• http://www.ezwebsitemonitoring.com/ ezaaron

    Nice post Danny.. I’ll take some credit here as I posted this over at the EZ Website Monitoring blog about 15 minutes before it actually went live. At that time, it was still 404. I’m sure you didn’t hear about it from me though, but I figured I could gloat anyway :)

    This is a big deal for Bing and a big blow to Google. It would not surprise me if the deal was non-exclusive though. I sure hope Google gets in on this action, or else they could stand to lose a decent amount of market share to Bing, which is not my favorite search engine (Yet..)

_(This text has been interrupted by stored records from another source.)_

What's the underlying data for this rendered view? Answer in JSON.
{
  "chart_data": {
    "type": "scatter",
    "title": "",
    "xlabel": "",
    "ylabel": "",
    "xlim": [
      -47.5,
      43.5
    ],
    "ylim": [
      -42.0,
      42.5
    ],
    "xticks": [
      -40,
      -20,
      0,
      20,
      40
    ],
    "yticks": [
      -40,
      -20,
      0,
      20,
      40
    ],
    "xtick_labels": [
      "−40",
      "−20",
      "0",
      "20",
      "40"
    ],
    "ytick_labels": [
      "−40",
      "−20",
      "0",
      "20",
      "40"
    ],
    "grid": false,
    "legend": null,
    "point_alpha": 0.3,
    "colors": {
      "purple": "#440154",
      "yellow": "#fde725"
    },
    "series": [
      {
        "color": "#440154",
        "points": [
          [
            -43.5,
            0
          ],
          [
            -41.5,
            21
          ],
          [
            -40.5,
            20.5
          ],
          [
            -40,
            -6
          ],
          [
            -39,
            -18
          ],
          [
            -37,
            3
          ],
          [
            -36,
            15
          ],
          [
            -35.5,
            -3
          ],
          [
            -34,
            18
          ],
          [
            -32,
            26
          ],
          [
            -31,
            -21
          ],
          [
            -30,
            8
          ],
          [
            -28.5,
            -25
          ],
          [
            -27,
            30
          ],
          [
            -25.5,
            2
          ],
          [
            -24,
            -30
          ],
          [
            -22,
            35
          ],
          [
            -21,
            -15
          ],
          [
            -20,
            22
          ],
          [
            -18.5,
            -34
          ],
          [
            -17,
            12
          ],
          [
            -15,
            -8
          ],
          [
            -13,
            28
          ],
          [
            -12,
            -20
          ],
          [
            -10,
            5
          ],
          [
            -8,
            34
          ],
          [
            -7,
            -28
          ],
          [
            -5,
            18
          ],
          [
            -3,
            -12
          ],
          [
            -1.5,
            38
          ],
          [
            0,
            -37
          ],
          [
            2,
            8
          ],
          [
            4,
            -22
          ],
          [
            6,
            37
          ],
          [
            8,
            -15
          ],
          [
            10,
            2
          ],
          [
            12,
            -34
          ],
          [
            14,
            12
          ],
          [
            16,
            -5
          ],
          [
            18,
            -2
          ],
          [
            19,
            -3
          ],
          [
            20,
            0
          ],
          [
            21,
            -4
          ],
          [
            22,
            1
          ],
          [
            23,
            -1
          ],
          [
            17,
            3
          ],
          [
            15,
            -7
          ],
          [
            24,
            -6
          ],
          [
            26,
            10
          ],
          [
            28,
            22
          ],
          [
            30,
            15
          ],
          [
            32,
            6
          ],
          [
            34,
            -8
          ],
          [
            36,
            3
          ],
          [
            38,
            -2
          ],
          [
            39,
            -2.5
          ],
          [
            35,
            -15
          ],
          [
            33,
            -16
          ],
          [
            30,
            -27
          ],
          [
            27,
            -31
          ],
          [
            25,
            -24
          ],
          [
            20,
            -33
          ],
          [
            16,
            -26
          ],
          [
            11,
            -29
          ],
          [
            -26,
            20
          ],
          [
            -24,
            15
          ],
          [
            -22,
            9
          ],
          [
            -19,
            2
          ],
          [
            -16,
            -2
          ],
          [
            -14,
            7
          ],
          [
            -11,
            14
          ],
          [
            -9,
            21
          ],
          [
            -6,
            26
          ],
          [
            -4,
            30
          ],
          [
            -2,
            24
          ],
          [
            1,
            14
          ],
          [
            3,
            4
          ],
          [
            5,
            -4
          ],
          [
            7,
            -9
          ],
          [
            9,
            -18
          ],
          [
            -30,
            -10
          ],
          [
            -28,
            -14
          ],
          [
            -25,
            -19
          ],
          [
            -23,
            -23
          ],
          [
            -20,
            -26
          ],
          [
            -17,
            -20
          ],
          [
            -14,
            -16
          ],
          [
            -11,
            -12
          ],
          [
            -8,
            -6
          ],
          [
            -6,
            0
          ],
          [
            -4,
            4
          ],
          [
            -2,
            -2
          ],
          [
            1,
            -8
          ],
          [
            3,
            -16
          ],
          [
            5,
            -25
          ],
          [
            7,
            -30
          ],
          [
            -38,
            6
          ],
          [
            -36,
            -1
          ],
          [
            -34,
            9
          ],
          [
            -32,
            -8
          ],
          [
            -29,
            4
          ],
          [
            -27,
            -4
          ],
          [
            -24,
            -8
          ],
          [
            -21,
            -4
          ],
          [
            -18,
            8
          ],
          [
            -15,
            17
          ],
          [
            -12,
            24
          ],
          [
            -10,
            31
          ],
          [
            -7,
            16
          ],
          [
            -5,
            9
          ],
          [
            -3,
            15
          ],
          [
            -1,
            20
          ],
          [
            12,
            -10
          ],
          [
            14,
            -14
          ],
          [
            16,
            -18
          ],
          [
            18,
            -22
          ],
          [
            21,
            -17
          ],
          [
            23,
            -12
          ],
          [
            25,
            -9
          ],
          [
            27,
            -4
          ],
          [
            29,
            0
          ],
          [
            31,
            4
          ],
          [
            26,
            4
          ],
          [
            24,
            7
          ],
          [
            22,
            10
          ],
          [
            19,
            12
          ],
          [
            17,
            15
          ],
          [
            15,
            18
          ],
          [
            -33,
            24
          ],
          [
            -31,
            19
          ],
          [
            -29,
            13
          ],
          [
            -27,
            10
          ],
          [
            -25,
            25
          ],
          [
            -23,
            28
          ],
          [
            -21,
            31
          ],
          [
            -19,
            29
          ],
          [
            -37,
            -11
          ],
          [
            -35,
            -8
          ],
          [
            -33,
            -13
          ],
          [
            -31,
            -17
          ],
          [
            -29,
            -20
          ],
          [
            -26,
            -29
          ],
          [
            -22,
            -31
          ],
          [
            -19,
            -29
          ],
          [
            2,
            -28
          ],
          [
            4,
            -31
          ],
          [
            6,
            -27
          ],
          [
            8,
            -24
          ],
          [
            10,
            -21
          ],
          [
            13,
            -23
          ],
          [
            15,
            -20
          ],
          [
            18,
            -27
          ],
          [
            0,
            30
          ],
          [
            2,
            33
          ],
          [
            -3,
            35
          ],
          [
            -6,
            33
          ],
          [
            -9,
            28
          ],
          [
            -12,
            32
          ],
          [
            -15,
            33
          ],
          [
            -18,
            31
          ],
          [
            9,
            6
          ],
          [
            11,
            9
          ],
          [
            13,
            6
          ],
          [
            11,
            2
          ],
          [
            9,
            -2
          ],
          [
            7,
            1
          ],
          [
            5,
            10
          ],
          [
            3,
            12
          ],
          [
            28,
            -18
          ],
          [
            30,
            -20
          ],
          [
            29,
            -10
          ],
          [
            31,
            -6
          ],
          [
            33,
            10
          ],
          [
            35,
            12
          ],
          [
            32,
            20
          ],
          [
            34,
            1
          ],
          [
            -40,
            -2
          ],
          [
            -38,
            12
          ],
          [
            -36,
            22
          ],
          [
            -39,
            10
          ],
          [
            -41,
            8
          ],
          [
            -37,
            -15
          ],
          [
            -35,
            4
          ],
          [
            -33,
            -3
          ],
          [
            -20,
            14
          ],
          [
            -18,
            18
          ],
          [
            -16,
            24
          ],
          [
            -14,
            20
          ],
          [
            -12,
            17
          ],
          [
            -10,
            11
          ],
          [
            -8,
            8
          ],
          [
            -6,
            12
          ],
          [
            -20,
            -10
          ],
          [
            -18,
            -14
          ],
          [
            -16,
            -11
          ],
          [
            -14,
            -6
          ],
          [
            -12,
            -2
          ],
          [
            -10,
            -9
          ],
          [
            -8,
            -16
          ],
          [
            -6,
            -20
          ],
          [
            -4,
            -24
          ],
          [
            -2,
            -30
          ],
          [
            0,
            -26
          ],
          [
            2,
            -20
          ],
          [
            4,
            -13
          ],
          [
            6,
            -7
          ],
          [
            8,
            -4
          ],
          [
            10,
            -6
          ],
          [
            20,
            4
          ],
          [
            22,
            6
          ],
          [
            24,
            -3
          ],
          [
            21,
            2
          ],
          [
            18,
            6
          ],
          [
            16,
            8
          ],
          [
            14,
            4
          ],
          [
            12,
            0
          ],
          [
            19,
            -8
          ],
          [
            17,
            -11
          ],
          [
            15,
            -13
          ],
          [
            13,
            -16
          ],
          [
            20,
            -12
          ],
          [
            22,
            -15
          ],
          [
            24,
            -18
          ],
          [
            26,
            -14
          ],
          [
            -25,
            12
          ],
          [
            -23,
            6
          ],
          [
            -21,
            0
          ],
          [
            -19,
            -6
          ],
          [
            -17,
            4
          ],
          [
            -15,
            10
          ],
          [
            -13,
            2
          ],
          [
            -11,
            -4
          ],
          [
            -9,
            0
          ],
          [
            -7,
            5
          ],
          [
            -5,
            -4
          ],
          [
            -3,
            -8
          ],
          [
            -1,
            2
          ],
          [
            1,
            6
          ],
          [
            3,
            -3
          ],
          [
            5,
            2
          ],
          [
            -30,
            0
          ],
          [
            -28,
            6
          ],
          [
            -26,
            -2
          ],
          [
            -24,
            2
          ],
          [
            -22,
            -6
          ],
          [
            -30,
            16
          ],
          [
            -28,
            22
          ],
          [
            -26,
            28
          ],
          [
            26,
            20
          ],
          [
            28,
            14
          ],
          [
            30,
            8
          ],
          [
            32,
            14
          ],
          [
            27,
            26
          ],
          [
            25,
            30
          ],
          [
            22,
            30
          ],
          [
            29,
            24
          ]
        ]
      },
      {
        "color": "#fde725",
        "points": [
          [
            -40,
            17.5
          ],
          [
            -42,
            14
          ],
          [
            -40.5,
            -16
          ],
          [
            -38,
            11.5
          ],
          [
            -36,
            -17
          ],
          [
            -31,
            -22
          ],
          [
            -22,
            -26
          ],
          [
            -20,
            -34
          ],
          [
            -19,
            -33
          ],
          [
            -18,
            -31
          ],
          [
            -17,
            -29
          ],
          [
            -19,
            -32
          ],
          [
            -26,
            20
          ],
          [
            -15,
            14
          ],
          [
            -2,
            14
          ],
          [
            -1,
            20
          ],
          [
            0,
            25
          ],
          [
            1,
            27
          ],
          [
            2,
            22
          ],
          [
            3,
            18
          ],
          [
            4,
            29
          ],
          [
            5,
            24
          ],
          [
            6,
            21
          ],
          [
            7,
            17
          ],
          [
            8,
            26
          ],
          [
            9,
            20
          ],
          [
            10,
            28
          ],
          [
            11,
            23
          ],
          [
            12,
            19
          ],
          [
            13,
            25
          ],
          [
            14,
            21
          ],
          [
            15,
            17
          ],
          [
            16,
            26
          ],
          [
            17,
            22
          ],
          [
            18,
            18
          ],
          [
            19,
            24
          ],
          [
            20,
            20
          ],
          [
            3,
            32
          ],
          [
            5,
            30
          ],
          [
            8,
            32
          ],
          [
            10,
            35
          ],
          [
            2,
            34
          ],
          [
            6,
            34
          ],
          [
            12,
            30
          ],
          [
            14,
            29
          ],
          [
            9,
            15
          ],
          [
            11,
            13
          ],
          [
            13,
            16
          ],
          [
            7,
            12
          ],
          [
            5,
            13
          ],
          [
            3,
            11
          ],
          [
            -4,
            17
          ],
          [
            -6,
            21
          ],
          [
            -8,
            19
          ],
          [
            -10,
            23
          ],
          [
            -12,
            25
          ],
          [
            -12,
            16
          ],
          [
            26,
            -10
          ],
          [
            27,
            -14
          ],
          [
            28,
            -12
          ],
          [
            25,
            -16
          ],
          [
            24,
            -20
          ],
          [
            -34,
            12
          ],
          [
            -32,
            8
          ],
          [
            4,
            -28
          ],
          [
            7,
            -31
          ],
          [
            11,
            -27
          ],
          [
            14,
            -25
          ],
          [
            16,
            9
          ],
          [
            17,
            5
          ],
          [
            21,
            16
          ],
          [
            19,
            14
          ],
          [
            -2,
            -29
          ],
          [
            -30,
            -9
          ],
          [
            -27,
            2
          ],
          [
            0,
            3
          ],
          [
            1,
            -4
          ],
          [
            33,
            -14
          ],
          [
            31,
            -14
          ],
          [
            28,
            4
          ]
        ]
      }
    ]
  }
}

  • http://upsmack.com NateSchubert

    How big of a deal is it really for Bing if people are able to do this on Twitter? I know that there’s likely a difference between Facebook users who spend much more of their time there than elsewhere online and Twitter users who check in or use external apps to access their communicae but still. I can do this exact same thing on Twitter. Is this going to cause any duplicate content issues?

    I will say I’m very impressed with the real-time aspect. My tweet about Royce Gracie being the king of the octagon (UFC) was there within 5 minutes. Impressive! But useful? I don’t know.

  • http://www.antezeta.com/blog/ Sean Carlos

    I’m curious to know the details about the business side of the deal.

    Is twitter being compensated for the indexing and retrieval attention Bing (and Google?) is giving them?

    If so, that would seem to set a precedent (the AP content hosting deal aside). Why shouldn’t other content rich sites not receive payment from search engines? As you have written many times, newspapers worldwide seem to think they should be paid (The Italian Newspaper association is pressing its case by arguing that Google has a monopoly position – leading to a search of Google’s Italian office, oh dear).

    Sure, there are some differences. It would be hard for Google/Bing to argue fair use exception of a tweet when 140 characters are already snippet size – not much sampling to do here. Yet, unlike the newspapers (attribution problems aside), twitter’s content is created by the service users – who retain moral, if not legal, copyright to the original work they created. Now I wouldn’t argue that twitter doesn’t deserve to be compensated for the expense of creating and running the twitter platform. But if indeed twitter is being compensated, every site owner with an xml firehose should be compensated, perhaps in basis of click-through.

  • http://www.johnvasko.com johnvasko

    How will Bing indexing tweets affect SEO best practices? Is there another post related to that? Will marketers attempt to optimize tweets and will they be archived indefinitely?